Pendirian Mesjid Raya kemudian mendapat penolakan dari umat Kristen
karena dianggap sebagai tindakan yang anti toleran. Apalagi pertambahan
masyarakat Muslim di Papua cukup signifikan. Islamisasi di tanah Papua serta
migrasi umat Islam ke Papua membuat masyarakat Kristen Papua terpinggirkan.
Bahkan, partai-partai Islam di Papua pada pemilu 2004 telah mengklaim bahwa
umat Muslim di Papua sekitar 40% dan terus mengalami pertambahan. Keberhasilan perkembangan
agama Islam di Papua itu dianggap melahirkan hegemoni Islam dengan pembangunan
rumah ibadahnya yang besar meski tempat-tempat ibadah Islam telah mencukupi.
Pada sisi yang lain, Kemudahan yang selama ini diberikan kepada umat Muslim
ternyata tidak sama dengan yang dialami oleh umat Kristen di daerah-daerah
lainnya, laporan jumlah gereja yang terbakar atau dirusak juga dilaporkan
kepada masyarakat Kristen di Papua. Gema Indonesia sebagai negara juara
pembakaran rumah ibadah, khususnya gereja yang terbanyak di dunia tentu saja
menimbulkan perasaan terancam umat Kristen Papua yang terkenal amat toleran,
belum lagi pendatang yang beragama Islam umumnya lebih kaya dibandingkan
masyarakat Kristen Papua. Pada tanggal 17 November 2005, ada kira-kira 5000 orang
lebih pendemo yang memprotes pembangunan mensjid raya tersebut, ribuan massa
yang terdiri dari mahasiswa Kristen, warga Gereja dan pemimpin-pemimpin gereja
yang berasal dari 30 denominasi gereja, berdemonstrasi ke kantor DPRD Provinsi
Papua Barat, sebelumnya mereka berkumpul di Gereja dekat kompleks DPRD, GKI
Maranatha, kemudian dengan berjalan kaki mereka tumpah ruah di gedung DPRD
kabupaten Manokwari.

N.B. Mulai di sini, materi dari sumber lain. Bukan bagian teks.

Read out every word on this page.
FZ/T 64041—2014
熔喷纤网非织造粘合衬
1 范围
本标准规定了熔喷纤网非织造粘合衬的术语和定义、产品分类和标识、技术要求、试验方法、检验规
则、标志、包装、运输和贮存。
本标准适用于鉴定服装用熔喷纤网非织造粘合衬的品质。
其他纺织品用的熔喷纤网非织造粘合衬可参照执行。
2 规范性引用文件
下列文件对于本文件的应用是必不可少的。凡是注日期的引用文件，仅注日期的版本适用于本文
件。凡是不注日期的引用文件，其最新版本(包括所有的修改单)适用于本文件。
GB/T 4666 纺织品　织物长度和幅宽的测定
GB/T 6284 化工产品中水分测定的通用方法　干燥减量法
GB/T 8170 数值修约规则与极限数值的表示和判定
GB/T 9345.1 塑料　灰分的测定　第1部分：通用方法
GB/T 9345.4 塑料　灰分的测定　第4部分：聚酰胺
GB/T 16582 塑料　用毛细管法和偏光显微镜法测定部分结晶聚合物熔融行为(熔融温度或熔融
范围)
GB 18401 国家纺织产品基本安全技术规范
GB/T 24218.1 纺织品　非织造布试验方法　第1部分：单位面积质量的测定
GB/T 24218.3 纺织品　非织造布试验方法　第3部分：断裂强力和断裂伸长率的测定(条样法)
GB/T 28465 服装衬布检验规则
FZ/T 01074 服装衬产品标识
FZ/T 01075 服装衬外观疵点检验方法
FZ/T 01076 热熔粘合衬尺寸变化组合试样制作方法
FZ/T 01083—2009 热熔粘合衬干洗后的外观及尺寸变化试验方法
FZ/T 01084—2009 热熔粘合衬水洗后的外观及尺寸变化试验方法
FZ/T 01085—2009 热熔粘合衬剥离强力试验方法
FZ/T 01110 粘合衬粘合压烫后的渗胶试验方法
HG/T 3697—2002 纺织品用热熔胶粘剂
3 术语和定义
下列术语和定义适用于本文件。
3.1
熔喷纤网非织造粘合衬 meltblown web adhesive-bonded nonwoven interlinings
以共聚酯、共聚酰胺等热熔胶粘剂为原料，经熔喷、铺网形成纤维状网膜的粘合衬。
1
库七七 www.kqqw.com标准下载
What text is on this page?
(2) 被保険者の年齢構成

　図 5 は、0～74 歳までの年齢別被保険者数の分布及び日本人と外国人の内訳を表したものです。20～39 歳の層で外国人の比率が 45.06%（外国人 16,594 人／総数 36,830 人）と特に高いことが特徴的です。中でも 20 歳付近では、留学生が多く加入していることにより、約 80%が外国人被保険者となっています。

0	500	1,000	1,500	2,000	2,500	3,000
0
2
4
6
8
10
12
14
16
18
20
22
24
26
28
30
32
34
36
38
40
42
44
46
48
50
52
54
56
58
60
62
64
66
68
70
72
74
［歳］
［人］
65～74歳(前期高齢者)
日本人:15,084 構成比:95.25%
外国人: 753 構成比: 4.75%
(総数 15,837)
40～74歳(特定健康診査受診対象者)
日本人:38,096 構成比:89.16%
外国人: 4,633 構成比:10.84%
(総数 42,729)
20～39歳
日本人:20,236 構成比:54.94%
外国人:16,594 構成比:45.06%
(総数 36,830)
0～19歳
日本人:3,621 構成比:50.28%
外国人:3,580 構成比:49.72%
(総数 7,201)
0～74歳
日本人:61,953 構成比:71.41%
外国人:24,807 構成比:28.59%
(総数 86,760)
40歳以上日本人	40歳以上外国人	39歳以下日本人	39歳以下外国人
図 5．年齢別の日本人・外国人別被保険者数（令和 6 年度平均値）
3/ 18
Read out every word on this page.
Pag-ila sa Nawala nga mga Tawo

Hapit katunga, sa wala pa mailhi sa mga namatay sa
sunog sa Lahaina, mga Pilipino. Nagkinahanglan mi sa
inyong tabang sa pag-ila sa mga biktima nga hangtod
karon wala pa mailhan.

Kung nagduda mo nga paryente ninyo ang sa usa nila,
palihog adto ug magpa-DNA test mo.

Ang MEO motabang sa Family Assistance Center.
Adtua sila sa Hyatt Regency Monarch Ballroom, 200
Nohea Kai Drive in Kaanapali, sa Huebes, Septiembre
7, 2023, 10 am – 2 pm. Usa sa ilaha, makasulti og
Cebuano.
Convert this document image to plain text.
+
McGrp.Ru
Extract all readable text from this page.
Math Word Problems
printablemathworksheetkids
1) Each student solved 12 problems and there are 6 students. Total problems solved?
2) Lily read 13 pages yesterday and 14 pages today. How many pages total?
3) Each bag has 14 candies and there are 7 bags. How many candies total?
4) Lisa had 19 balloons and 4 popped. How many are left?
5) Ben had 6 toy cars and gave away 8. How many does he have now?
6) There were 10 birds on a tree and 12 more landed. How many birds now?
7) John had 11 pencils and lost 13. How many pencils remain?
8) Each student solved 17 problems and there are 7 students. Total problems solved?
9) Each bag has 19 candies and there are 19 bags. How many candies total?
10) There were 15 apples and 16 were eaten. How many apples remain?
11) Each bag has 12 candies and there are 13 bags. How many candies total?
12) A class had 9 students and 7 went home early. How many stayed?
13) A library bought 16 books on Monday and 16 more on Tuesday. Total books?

Demonstran itu diterima oleh Ketua DPRD Provinsi Papua
Barat dengan didampingi Bupati Manokwari, Dominggus Mandacan, dan Kapolres dan
Dandim setempat. Pada waktu itu juga para pendemo mendesak untuk menetapkan
Manokwari sebagai kota Injil. Para demonstran juga menuntut, pembangunan
tempat-tempat ibadah mesti memperhatikan
keberadan Manokwari sebagai kota Injil, sehingga peristiwa pembangunan Mesjid
Raya yang menimbulkan rasa terancam umat Kristen itu tidak boleh terulang lagi.
Para demonstran curiga bahwa usaha pembangunan Mesjid Raya akan terus
diupayakan dengan segala cara, karena itu mereka menuntut ditetapkannya
Manokwari sebagai Kota Injil. Sejak aksi demo itu wacana Manokwari kota Injil
mulai sering diperdengarkan dalam pidato-pidato pejabat pemerintah, dan
tokoh-tokoh agama di Papua. Demo damai itu memang hampir saja menyulut
kemarahan massa pendemo karena adanya komunikasi yang tidak lancar, tapi bukan
benturan antar agama. Penurunan spanduk yang dibawa pendemo yang bertuliskan
penolakan pembangunan Mesjid Raya oleh departemen agama sempat direspons
negative, yaitu sebagai penolakan terhadap aspirasi massa pendemo, namun,
setelah ada klarifikasi bahwa penurunan spanduk mesti dilakukan karena
sesungguhnya pemerintah telah mendengar tuntutan pendemo, maka salah paham itu
pun reda dan tidak melahirkan konflik. Itu adalah bukti bahwa masyarakat Papua hidup
dengan toleransi yang tinggi, dan di tanah Papua, Manokwari tidak pernah ada
perusakan atau pembakaran tempat ibadah agama apapun, fakta itu diakui oleh
tokoh-tokoh agama Kristen di Papua dan juga pejabat setempat.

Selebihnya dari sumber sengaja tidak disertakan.